16 | 11 | 2016   21.43H
Lídia Paralta | destak@destak.pt
Historiadores do nosso futebol, um pedido desta vossa escriba: nas vossas próximas edições de livros, almanaques, etc., criem um capítulo só para túneis. O túnel, esse local esconso, escuro e fechado onde mimos se trocam, bofetadas se infligem e insultos se lançam. Esse sítio onde campeonatos se podem decidir, onde as contas se acertam. No fundo, aquele corredor onde o nosso futebol acontece, porque de bola a rolar no verdejante relvado, disso tenho ouvido pouco. Nem a Seleção, nem mais dois golos de Ronaldo, nada disso bate uma boa escaramuça dentro de um túnel. Espero que o arranque de mais uma eliminatória da Taça de Portugal nos faça voltar ao jogo jogado porque entre a barba do Jonas, o cigarro eletrónico de Bruno de Carvalho e Jesus a citar Confúcio, sinto-me um pouco como nas férias de verão quando era criança, em que ligava a televisão e só me apareciam repetições. É difícil olhar para a televisão e não levar com um banho de túnel. Por esta hora, já sei de cor todos os movimentos de pés de Carlos Pinho, o corte dos fatos de todos os envolvidos, os jogadores que estão na parede e a marca do cigarro eletrónico do presidente do Sporting, que se diz em pleno safari.

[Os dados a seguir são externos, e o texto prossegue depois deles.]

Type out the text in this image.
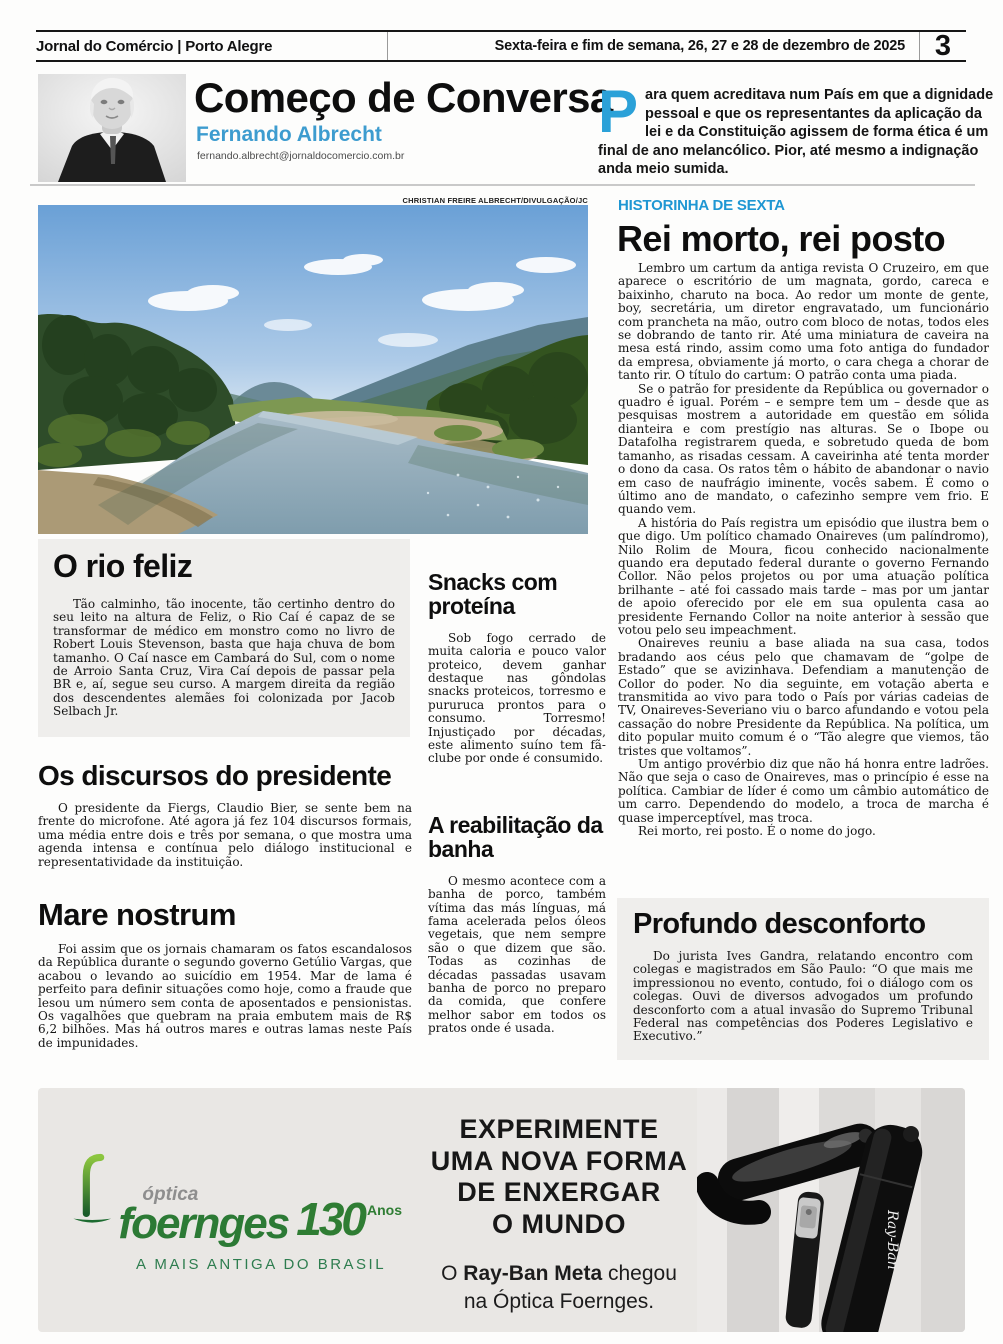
Jornal do Comércio | Porto Alegre	Sexta-feira e fim de semana, 26, 27 e 28 de dezembro de 2025	3
Começo de Conversa
Fernando Albrecht
fernando.albrecht@jornaldocomercio.com.br
Para quem acreditava num País em que a dignidade pessoal e que os representantes da aplicação da lei e da Constituição agissem de forma ética é um final de ano melancólico. Pior, até mesmo a indignação anda meio sumida.
CHRISTIAN FREIRE ALBRECHT/DIVULGAÇÃO/JC
O rio feliz

Tão calminho, tão inocente, tão certinho dentro do seu leito na altura de Feliz, o Rio Caí é capaz de se transformar de médico em monstro como no livro de Robert Louis Stevenson, basta que haja chuva de bom tamanho. O Caí nasce em Cambará do Sul, com o nome de Arroio Santa Cruz, Vira Caí depois de passar pela BR e, aí, segue seu curso. A margem direita da região dos descendentes alemães foi colonizada por Jacob Selbach Jr.

Os discursos do presidente

O presidente da Fiergs, Claudio Bier, se sente bem na frente do microfone. Até agora já fez 104 discursos formais, uma média entre dois e três por semana, o que mostra uma agenda intensa e contínua pelo diálogo institucional e representatividade da instituição.

Mare nostrum

Foi assim que os jornais chamaram os fatos escandalosos da República durante o segundo governo Getúlio Vargas, que acabou o levando ao suicídio em 1954. Mar de lama é perfeito para definir situações como hoje, como a fraude que lesou um número sem conta de aposentados e pensionistas. Os vagalhões que quebram na praia embutem mais de R$ 6,2 bilhões. Mas há outros mares e outras lamas neste País de impunidades.

Snacks com proteína

Sob fogo cerrado de muita caloria e pouco valor proteico, devem ganhar destaque nas gôndolas snacks proteicos, torresmo e pururuca prontos para o consumo. Torresmo! Injustiçado por décadas, este alimento suíno tem fã-clube por onde é consumido.

A reabilitação da banha

O mesmo acontece com a banha de porco, também vítima das más línguas, má fama acelerada pelos óleos vegetais, que nem sempre são o que dizem que são. Todas as cozinhas de décadas passadas usavam banha de porco no preparo da comida, que confere melhor sabor em todos os pratos onde é usada.

HISTORINHA DE SEXTA
Rei morto, rei posto

Lembro um cartum da antiga revista O Cruzeiro, em que aparece o escritório de um magnata, gordo, careca e baixinho, charuto na boca. Ao redor um monte de gente, boy, secretária, um diretor engravatado, um funcionário com prancheta na mão, outro com bloco de notas, todos eles se dobrando de tanto rir. Até uma miniatura de caveira na mesa está rindo, assim como uma foto antiga do fundador da empresa, obviamente já morto, o cara chega a chorar de tanto rir. O título do cartum: O patrão conta uma piada.

Se o patrão for presidente da República ou governador o quadro é igual. Porém – e sempre tem um – desde que as pesquisas mostrem a autoridade em questão em sólida dianteira e com prestígio nas alturas. Se o Ibope ou Datafolha registrarem queda, e sobretudo queda de bom tamanho, as risadas cessam. A caveirinha até tenta morder o dono da casa. Os ratos têm o hábito de abandonar o navio em caso de naufrágio iminente, vocês sabem. É como o último ano de mandato, o cafezinho sempre vem frio. E quando vem.

A história do País registra um episódio que ilustra bem o que digo. Um político chamado Onaireves (um palíndromo), Nilo Rolim de Moura, ficou conhecido nacionalmente quando era deputado federal durante o governo Fernando Collor. Não pelos projetos ou por uma atuação política brilhante – até foi cassado mais tarde – mas por um jantar de apoio oferecido por ele em sua opulenta casa ao presidente Fernando Collor na noite anterior à sessão que votou pelo seu impeachment.

Onaireves reuniu a base aliada na sua casa, todos bradando aos céus pelo que chamavam de “golpe de Estado” que se avizinhava. Defendiam a manutenção de Collor do poder. No dia seguinte, em votação aberta e transmitida ao vivo para todo o País por várias cadeias de TV, Onaireves-Severiano viu o barco afundando e votou pela cassação do nobre Presidente da República. Na política, um dito popular muito comum é o “Tão alegre que viemos, tão tristes que voltamos”.

Um antigo provérbio diz que não há honra entre ladrões. Não que seja o caso de Onaireves, mas o princípio é esse na política. Cambiar de líder é como um câmbio automático de um carro. Dependendo do modelo, a troca de marcha é quase imperceptível, mas troca.

Rei morto, rei posto. É o nome do jogo.

Profundo desconforto

Do jurista Ives Gandra, relatando encontro com colegas e magistrados em São Paulo: “O que mais me impressionou no evento, contudo, foi o diálogo com os colegas. Ouvi de diversos advogados um profundo desconforto com a atual invasão do Supremo Tribunal Federal nas competências dos Poderes Legislativo e Executivo.”

óptica
foernges 130 Anos
A MAIS ANTIGA DO BRASIL
EXPERIMENTE
UMA NOVA FORMA
DE ENXERGAR
O MUNDO
O Ray-Ban Meta chegou
na Óptica Foernges.
Ray-Ban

O futebol português é, de facto, uma coisa meio irracional e preferia algo mais prático. Por exemplo, os diretos de Arouca são giros, mas preferia se estes me indicassem o melhor local para comprar pão-de-ló ou castanhas, informação bem mais relevante do que dois homens crescidos aos empurrões. É só uma ideia.